Here’s the exchange of text messages – these may not be as humorous to others, but it sure brightened up my day. I believe humor can heal the human soul.

I’m determined to make it as an artist, writer, and boutique owner. I’m definitely going to self – publish my first, fifteen letters to you as soon as I’m able to afford it.  I’m using everything I have to get there. I’m spinning my life experiences into gold, much like the girl in the story of Rumpelstiltskin, who transformed basic straw into precious metal. All that it takes is my determination, perseverance, the imagination to dream big and the ability to work hard, applying thick coats of elbow grease.

Mr. C – Good thing there is ONLY one kind of Ramen…huh! – Beef…chicken???

Me – Beef…sorry… (Oops – I wrote list in a hurry)

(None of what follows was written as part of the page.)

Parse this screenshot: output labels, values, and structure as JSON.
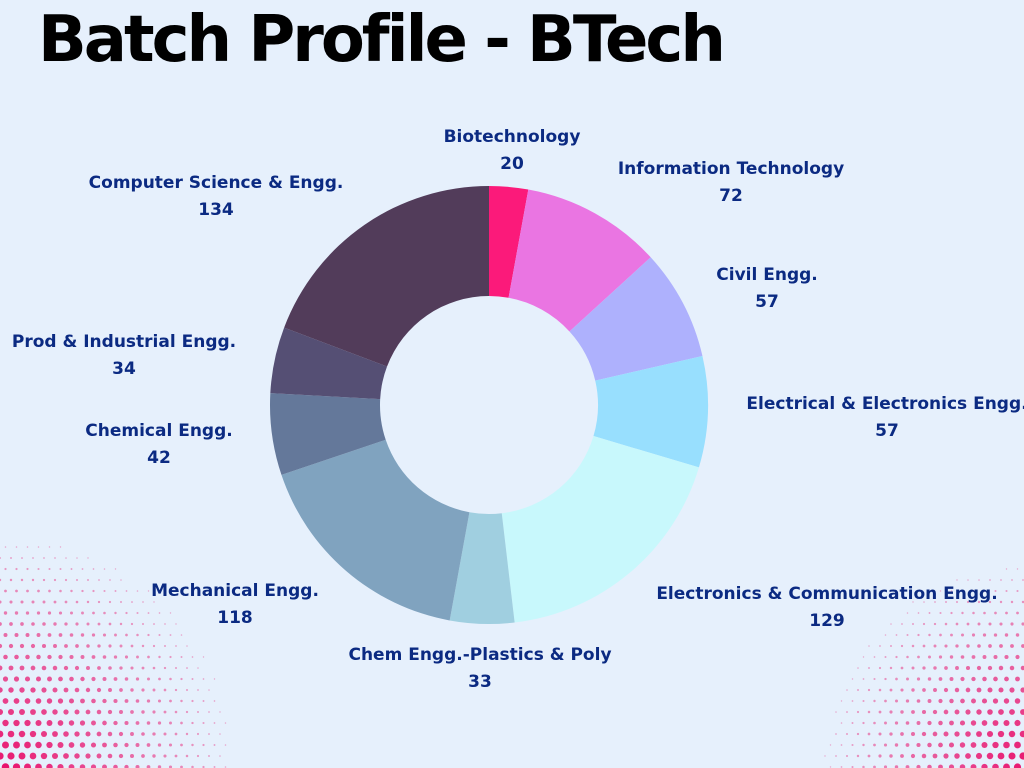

Mr. C –  BEANS? Black and Lima… This sounds like blah blah blah blah to me. ( I wrote on the list DRY Lima beans – he gets confused easy when he has to purchase anything other than hamburger, ice cream, pizza and ketchup)

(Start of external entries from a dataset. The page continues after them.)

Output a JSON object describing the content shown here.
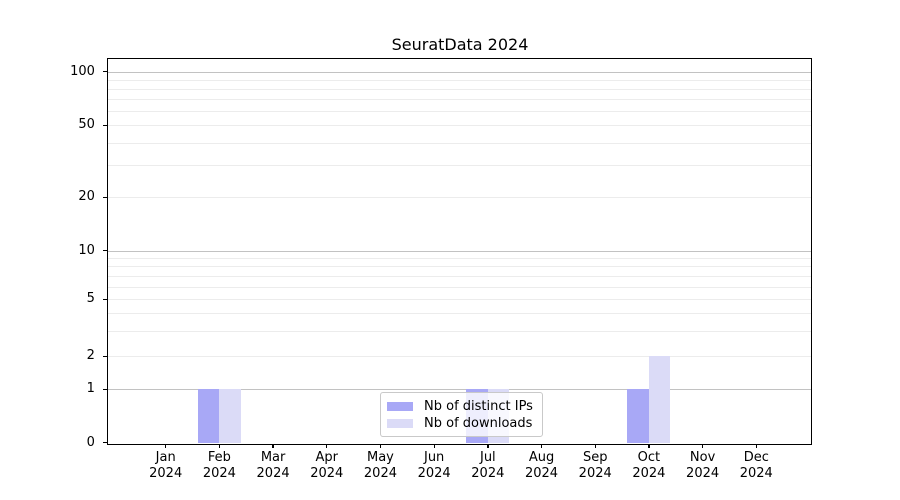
{
  "chart_data": {
    "type": "bar",
    "title": "SeuratData 2024",
    "months": [
      "Jan",
      "Feb",
      "Mar",
      "Apr",
      "May",
      "Jun",
      "Jul",
      "Aug",
      "Sep",
      "Oct",
      "Nov",
      "Dec"
    ],
    "year": "2024",
    "series": [
      {
        "name": "Nb of distinct IPs",
        "color": "#a8a8f6",
        "values": [
          0,
          1,
          0,
          0,
          0,
          0,
          1,
          0,
          0,
          1,
          0,
          0
        ]
      },
      {
        "name": "Nb of downloads",
        "color": "#dbdbf7",
        "values": [
          0,
          1,
          0,
          0,
          0,
          0,
          1,
          0,
          0,
          2,
          0,
          0
        ]
      }
    ],
    "xlabel": "",
    "ylabel": "",
    "yscale": "symlog",
    "ylim": [
      0,
      130
    ],
    "y_ticks": [
      0,
      1,
      2,
      5,
      10,
      20,
      50,
      100
    ],
    "y_tick_labels": [
      "0",
      "1",
      "2",
      "5",
      "10",
      "20",
      "50",
      "100"
    ],
    "y_major_gridlines": [
      1,
      10,
      100
    ],
    "y_minor_gridlines": [
      2,
      3,
      4,
      5,
      6,
      7,
      8,
      9,
      20,
      30,
      40,
      50,
      60,
      70,
      80,
      90
    ],
    "grid": "horizontal",
    "legend_position": "lower center",
    "colors": {
      "background": "#ffffff",
      "major_grid": "#c2c2c2",
      "minor_grid": "#ececec",
      "axis": "#000000",
      "bar_distinct_ips": "#a8a8f6",
      "bar_downloads": "#dbdbf7"
    }
  }
}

Me – LMAO…forget it…Great writing material, baby…Lol

Mr. C – In cans or wtf?

Me – Forget it…

Mr. C – FUCK…There’s bags too!

Me – I want the dry beans in the bag

Mr. C – No lima beans….6 different kinds of black beans 😦

Me – Lol…Like I said before in my previous texts messages – forget it – – I must document this conversation…quite the classic curmudgeon moment…bravo dick head 🙂

Mr. C – Beans …beans…good for the heart

A million kinds that will make you fart. 😉

Mr. C’s such a shit head…I love him with all of my heart…what an ass!

 

I have much to get done today, Henry.  I need to begin writing another letter, about another person who I met when I began as a published writer, reviewing music reviews for Twincitiesbluesnews.com – It’s about the greatness and the passionate power of a female, blues artist, who scared the Mother Fucking crap out of me, as I interviewed her, one night at Famous Dave’s – Calhoun Square – Uptown, Minneapolis – so long ago.  This was at the beginning of my writing career.

P.S. The biggest lesson I’ve learned during the past year as an artist is to make sure that my overall straps are not dangling in the toilet bowl prior to peeing.  It’s a fucking bitch when that happens. You should hear the swear words that come flying out of my mouth when it does.